Anthropological Broken Awit
Let’s be honest, I’m a sucker for easy happiness.
For the glowing world full of tulips, saffron,
honey, and straw. For butter on pancakes,
the lemony light of our kitchen in the morning,
and the gloss time brushes onto memory.
I adore aspen leaves in their vibrant dying,
shaking like the bells on a belly dancer’s skirt.
I love the pistil of the honeysuckle, the silk moth’s
wine-hued body, the hair of Botticelli’s Venus.
And the skin of a softening pear—my God.
The flesh too. Such honeyed joys. That hour
before sunset when you look up from work
to smile at me, the night nearly ours. Luminous.
But marigolds are also the color of larva and wasps.
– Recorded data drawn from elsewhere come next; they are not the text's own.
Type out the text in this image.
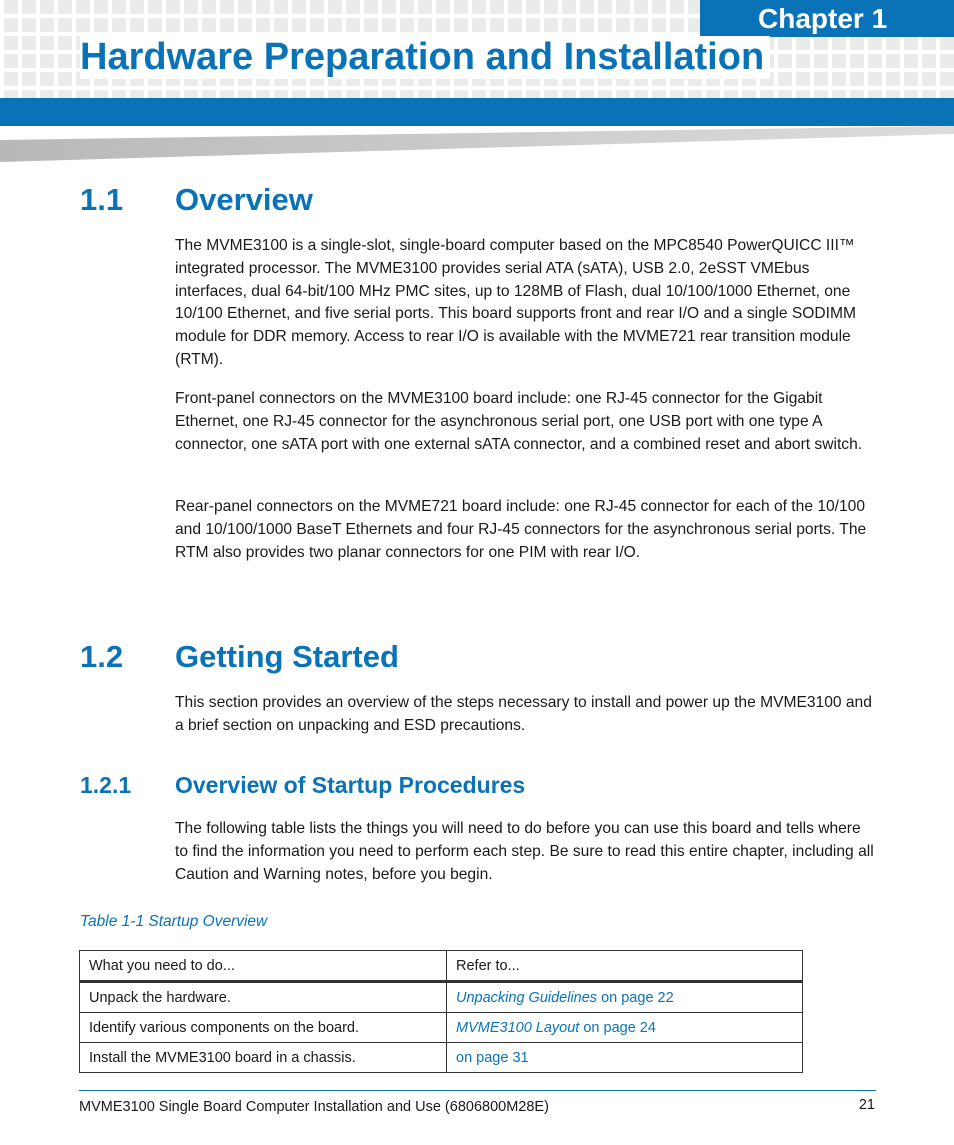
Chapter 1
Hardware Preparation and Installation
1.1 Overview

The MVME3100 is a single-slot, single-board computer based on the MPC8540 PowerQUICC III™ integrated processor. The MVME3100 provides serial ATA (sATA), USB 2.0, 2eSST VMEbus interfaces, dual 64-bit/100 MHz PMC sites, up to 128MB of Flash, dual 10/100/1000 Ethernet, one 10/100 Ethernet, and five serial ports. This board supports front and rear I/O and a single SODIMM module for DDR memory. Access to rear I/O is available with the MVME721 rear transition module (RTM).

Front-panel connectors on the MVME3100 board include: one RJ-45 connector for the Gigabit Ethernet, one RJ-45 connector for the asynchronous serial port, one USB port with one type A connector, one sATA port with one external sATA connector, and a combined reset and abort switch.

Rear-panel connectors on the MVME721 board include: one RJ-45 connector for each of the 10/100 and 10/100/1000 BaseT Ethernets and four RJ-45 connectors for the asynchronous serial ports. The RTM also provides two planar connectors for one PIM with rear I/O.

1.2 Getting Started

This section provides an overview of the steps necessary to install and power up the MVME3100 and a brief section on unpacking and ESD precautions.

1.2.1 Overview of Startup Procedures

The following table lists the things you will need to do before you can use this board and tells where to find the information you need to perform each step. Be sure to read this entire chapter, including all Caution and Warning notes, before you begin.

Table 1-1 Startup Overview

What you need to do...	Refer to...
Unpack the hardware.	Unpacking Guidelines on page 22
Identify various components on the board.	MVME3100 Layout on page 24
Install the MVME3100 board in a chassis.	on page 31

MVME3100 Single Board Computer Installation and Use (6806800M28E)	21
Citrines share a shade with sulphur. When workers
in Cambodia milking the golden pigment from
Garcinia trees couldn’t get the bark to keep weeping,
they split a tree open and found the sap clotted
around a bullet. The bloody yellow of gallstones,
yes, I must learn to praise that too. Praise the late
sunflowers and the brittle champagne of last year’s
prairie as loudly as I praise the many short tongues
of flame that feast on the grasses. Praise for you
and I floundering in a golden ocean of forever
letting go. Praise for letting happiness change.
For amber. For orioles. For the ring around
your iris, the ring on my finger, the light that
flies into my chest when you call my name.